Dalam moratorium WTO tersebut, negara-negara berkembang disebutkan tidak boleh mengenakan bea masuk atas barang tak berwujud yang diperdagangkan secara elektronik. Menurut Menteri Koordinator Bidang Perekonomian Darmin Nasution, pemerintah tidak perlu meminta izin ataupun melobi WTO untuk mengenakan bea masuk tersebut karena moratorium itu sendiri akan berakhir pada 31 Desember 2017.
"Begitu Januari, itu boleh. Gak perlu lobi dulu, itu akan berlaku sebagaimana itu berlaku," ujar Darmin seusai menjadi pembicara kunci dalam Seminar Outlook Industri 2018 di Jakarta, Senin.
Sebelumnya, Menteri Keuangan Sri Mulyani menyatakan bea masuk untuk barang tak berwujud diharapkan bisa dilakukan pada tahun depan.

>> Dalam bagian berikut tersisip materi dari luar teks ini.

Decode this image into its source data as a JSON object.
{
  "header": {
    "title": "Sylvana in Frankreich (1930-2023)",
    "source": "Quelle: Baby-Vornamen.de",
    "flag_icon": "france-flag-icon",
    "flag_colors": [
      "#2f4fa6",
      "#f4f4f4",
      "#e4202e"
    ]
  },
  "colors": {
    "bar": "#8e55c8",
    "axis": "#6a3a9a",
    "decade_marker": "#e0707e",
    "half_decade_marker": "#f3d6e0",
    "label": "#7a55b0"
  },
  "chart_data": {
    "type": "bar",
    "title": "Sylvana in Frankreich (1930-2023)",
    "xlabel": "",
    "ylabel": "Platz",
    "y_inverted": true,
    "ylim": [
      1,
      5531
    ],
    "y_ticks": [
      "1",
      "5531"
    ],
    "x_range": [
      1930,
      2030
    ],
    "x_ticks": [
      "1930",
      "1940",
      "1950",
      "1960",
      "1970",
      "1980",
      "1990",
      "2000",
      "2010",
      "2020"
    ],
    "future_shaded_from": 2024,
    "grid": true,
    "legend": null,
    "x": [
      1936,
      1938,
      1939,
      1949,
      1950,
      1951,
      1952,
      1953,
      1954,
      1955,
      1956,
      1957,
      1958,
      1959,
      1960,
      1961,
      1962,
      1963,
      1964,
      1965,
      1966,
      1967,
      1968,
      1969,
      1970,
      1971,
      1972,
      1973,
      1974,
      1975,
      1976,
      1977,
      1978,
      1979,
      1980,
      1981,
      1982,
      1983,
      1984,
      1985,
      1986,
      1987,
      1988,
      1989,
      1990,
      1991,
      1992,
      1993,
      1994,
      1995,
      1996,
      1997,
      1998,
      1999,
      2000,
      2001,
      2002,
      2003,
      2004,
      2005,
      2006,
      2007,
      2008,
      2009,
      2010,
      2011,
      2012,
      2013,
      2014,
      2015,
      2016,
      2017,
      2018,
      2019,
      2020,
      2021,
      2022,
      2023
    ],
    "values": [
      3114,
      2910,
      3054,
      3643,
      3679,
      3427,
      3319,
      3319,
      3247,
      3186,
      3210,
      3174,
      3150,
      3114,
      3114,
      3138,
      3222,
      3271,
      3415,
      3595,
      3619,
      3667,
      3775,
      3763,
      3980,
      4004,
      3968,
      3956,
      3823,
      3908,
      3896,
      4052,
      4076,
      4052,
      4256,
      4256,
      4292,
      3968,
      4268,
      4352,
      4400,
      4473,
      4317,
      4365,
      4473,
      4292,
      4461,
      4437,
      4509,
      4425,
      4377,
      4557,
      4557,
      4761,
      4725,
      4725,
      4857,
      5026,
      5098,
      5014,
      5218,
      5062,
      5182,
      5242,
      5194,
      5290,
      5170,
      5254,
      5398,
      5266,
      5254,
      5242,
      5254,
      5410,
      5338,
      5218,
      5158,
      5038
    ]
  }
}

Adapun contoh barang tak berwujud tersebut yaitu buku elektronik (e-book), software, dan barang lainnya yang tak memiliki wujud.
Kemenkeu masih terus mengkaji rencana pengenaan bea masuk terhadap barang tak berwujud tersebut, salah satunya terkait tata kelola pengenaan pungutan terhadap intangible goods yang hingga kini belum ditetapkan oleh World Customs Organisation (WCO) dan juga mendeteksi transaksinya.
Di tengah makin berkembangnya perdagangan elektronik (e-commerce), pengenaan bea masuk terhadap intangible goods berpotensi menjadi penerimaan negara.
Pada tahun ini, negara-negara maju termasuk Indonesia mengajukan permintaan kepada WTO agar pada 2018, bea masuk terhadap barang tak berwujud bisa dikenakan.
Adapun Moratorium WTO pertama kali dicanangkan pada 20 Mei 1998 dalam Second Ministerial Conference di Jenewa, Swiss. Konferensi serupa kembali dijadwalkan berlangsung pada 10-13 Desember 2017 di Argentina.